The amazing change one day has on me.

Yesterday was a super low day.  I had obsessions that would not let go, and sent me into a deep depression.  Now, today it has all changed.  The opposite end has landed.  Today I feel refreshed, and looking forward to the future.  Maybe that is typical of being Bipolar perhaps?  Not that I know what the future will hold or come from it but feel positive anyways.  I have a couple of ideas I am exploring as far as going back to college again that have my interest and I will explore them to see if it is a good fit or not.  One is teaching biology in the high school level, which I have the option to do a fast track 10 month program to become just that through a college, it is a masters program.  The other is a cardiac sonographer through another college which is a 13.5 month program.  I would have to a do a few pre-req.s but I can do that.  I have always had a big interest in medical things of all sorts since a little kid but never thought I could do anything in that field because I was not good at science in high school.  Therefore, I did not explore that idea, just chucked it.  Every-time I am at a hospital for me or someone else, I am always asking questions about what a machine does or what the procedure does , how it works.  Usually I keep them longer than that want, but I have a huge curiosity in the information.  It’s like I cannot get enough.  It’s always been a fun past time to study.  Never thinking I could be a nurse, because I did not like that avenue specifically though.

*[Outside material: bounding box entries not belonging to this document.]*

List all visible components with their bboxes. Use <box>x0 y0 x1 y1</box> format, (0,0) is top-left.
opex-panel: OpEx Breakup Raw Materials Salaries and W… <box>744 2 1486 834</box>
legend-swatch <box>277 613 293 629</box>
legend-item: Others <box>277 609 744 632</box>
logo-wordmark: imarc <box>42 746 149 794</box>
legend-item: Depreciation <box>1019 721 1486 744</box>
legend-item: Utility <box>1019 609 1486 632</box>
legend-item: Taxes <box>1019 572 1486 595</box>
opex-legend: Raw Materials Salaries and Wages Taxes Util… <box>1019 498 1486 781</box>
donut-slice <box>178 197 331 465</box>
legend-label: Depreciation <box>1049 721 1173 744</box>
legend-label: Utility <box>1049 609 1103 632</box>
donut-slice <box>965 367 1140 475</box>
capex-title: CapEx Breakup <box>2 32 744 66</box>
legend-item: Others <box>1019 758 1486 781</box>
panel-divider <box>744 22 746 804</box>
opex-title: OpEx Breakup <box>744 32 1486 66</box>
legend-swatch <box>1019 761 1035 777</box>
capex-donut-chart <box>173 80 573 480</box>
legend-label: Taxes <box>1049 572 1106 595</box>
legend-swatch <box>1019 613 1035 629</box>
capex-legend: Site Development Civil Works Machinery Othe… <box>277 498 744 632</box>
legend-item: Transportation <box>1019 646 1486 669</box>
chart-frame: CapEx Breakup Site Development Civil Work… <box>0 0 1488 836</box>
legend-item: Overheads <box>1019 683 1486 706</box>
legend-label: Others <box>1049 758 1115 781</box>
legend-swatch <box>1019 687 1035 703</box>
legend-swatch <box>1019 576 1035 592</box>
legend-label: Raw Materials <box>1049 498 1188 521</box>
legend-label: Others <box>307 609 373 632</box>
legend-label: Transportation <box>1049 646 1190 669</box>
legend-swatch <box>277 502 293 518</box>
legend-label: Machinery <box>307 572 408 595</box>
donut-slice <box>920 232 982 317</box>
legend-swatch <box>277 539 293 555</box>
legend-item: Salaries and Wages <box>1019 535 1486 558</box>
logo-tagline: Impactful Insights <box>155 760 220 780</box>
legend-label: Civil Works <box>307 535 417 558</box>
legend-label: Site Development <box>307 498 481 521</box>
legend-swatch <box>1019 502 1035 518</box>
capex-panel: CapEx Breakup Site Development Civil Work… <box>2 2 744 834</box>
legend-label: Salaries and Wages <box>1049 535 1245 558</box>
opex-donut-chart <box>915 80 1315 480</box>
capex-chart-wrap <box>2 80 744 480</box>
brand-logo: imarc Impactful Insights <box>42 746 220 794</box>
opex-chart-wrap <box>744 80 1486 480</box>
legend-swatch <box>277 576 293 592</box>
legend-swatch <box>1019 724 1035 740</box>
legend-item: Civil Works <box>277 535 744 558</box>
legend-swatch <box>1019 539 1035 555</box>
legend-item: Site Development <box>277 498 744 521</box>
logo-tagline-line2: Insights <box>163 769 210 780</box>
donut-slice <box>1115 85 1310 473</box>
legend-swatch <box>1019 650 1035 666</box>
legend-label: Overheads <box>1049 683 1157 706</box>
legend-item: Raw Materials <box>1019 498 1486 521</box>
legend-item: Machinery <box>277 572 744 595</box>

One day, I had an echocardiogram to see if there was anything to my heart palpitation’s my doctor found.  While it showed nothing that would hurt me, I was fascinated with what I saw on the screen , and pelted all sorts of questions to the cardiac sonographer.  As much as he had time for.  I thought it was so cool to see what was on the screen, the valves, what they do, and how all the functions work together in the heart.  Funny, I did not want to leave and wanted to see more, but didn’t ask, thought he would think I was strange.  Perhaps I should have always known being at a hospital or medical environment never bothered me , but fascinated me, and saw it as a learning opportunity.  I should have known that for every surgery I had, asking all the people in different job titles about what they do, and questions specific to my case; there was something there.  Going into an operating room is great because I want to know what everything is and what it does, but never have time to explore because the team wants to get going on my operation.  I squeeze in as much as I can before I am put to sleep.  I always get the feeling they don’t get someone like me often in there.

So, we will see where this goes, and see if my interests lasts, I have nothing to lose.  I will hold onto this feeling of being happy.  Never hurts to at least explore the idea.